Source: iStock, for illustration purposes only.

She disclosed that she is owed around S$21,100, inclusive of salaries from December 2023, January 2024, as well as other funds such as leave encashments and claims.

“Chinese New Year is just next week. What am I going to provide? Have [the directors] ever thought about this? No. They only care about having a nice Chinese New Year themselves, how about the rest of the staff? How about our foreign workers who need to pay rent? But we’ve got nothing to pay with right now we are living on other people’s money.” 

On top of that, the finance personnel is expecting a new house this year, and is unsure how she is able to find money for the down payments and renovation costs.

Grandmother who used to take grandchild out for weekly shopping trips now unable to afford it

On the other hand, C takes on shifts as a relief teacher at a tuition centre her relative owns to earn some spare cash. The former HR personnel did not share how much Stickies Bar owes her.

C is a mother of three and grandmother to three grandchildren, one of whom is a four-year-old girl she has been looking after since she was a month old.

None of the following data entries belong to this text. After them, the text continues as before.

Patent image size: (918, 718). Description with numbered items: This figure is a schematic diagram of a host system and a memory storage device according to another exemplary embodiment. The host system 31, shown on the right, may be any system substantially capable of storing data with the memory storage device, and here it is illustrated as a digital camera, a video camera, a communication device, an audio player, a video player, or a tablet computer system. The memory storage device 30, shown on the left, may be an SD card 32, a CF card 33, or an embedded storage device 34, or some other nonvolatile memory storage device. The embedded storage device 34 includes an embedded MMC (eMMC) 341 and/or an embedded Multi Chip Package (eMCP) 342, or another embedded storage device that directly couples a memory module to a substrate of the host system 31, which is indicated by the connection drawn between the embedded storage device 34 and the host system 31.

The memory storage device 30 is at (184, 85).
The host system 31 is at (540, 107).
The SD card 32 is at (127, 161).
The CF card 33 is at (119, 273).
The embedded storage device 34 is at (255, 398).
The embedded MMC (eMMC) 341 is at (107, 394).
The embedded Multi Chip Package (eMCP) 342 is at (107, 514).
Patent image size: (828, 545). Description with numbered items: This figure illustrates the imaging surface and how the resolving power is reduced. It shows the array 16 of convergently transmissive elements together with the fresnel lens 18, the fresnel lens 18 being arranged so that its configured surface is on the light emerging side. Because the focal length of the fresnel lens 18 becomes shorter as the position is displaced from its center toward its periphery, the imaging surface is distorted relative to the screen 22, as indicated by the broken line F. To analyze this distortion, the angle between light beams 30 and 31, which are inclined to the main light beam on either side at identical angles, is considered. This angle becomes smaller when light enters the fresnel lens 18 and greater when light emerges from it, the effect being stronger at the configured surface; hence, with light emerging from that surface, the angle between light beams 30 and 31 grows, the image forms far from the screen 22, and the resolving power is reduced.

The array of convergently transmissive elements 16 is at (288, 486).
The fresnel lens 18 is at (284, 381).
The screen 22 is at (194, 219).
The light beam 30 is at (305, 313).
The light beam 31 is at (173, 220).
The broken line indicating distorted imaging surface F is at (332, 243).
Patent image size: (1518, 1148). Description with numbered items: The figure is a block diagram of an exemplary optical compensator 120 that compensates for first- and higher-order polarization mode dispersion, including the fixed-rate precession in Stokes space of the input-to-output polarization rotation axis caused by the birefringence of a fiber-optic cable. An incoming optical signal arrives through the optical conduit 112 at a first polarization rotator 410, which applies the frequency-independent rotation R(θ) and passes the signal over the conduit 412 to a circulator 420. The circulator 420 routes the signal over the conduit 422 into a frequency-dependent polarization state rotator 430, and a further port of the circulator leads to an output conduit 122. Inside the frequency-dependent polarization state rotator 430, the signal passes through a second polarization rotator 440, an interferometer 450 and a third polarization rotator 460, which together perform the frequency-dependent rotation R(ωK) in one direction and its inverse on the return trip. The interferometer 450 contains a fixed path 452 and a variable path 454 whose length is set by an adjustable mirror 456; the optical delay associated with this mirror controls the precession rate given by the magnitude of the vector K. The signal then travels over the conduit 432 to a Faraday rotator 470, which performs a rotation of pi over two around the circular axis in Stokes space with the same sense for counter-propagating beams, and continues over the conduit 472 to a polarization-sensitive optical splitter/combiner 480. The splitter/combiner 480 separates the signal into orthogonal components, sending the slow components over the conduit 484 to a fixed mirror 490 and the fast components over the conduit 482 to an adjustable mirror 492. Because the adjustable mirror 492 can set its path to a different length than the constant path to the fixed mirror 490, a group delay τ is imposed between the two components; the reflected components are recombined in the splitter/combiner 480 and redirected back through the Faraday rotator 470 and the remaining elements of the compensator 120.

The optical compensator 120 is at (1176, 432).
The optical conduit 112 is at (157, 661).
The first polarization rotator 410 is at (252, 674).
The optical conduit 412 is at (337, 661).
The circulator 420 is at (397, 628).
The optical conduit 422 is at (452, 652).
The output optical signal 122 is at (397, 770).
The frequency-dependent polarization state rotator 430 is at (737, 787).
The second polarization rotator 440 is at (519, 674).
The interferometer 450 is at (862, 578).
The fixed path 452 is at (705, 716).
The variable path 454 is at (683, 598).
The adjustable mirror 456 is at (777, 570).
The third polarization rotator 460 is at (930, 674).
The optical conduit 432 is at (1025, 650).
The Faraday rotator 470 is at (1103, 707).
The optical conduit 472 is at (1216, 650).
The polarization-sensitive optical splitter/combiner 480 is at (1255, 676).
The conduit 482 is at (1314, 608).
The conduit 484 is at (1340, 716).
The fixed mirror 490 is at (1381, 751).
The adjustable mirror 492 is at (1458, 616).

Her husband also has to take care of his ageing mother, so C would contribute to the family finances when she had a regular income.

Source: Unsplash, for illustration purposes only.

“The things I used to do for myself, I can’t do it anymore. Sometimes, when I think about the sacrifices I have to make, I’d break down and cry — but I’d rather do it for the children,” she said.

Previously, when she had a stable income, C would take her four-year-old granddaughter out shopping for clothes and toys on a regular basis.

“She would ask me: ‘Amma, are we going to buy shoes? Are we going to buy toys?’ These are things I used to do weekly with her, and now I can’t buy anything. It really breaks my heart.”

Stickies Bar earnings ‘dismal’ since IJM, supposedly due to Coldplay concerts & ‘negative publicity’

On 31 Jan, staff members received a letter from the IJM on 31 Jan regarding the new management.

In the letter seen by MS News, it stated that the IJM is “presently not adopting any pre-existing employment contracts that [they] may have had with the company. This includes [their] current employment contract.”

The letter advised those to whom the company owes money to file a “Proof of Debt” to make a claim for the amounts.

It also prohibited employees from disclosing any confidential information about the company.

The letter further claims that the recent Coldplay concerts and the “negative publicity surrounding the company that was reported in the press recently” are the reasons behind its “dismal” earnings since the IJM took over on 24 Jan.

As such, the company is unable to commit to the full salaries of those working for Stickies from 24 Jan onwards, and that “haircuts” may be possible.

Concerned about job prospects & how media coverage may affect them securing new roles

B pointed out that it would be difficult to find a job after this due to the gap in their resumes. No one, she said in frustration, seems to understand their predicament.

C similarly stated that the recent media attention has affected her ongoing job search, as potential employers are reluctant to offer a job due to Stickies Bar’s current reputation.

She is hoping by speaking out and telling their side of the story, more employers would be open to helping the staff of Stickies secure new jobs.

B added: “I hope that other employers understand our situation, and give the Stickies Bar employees a chance. This is not what we wanted — we wanted to grow with the company, but it’s the company that let us down.”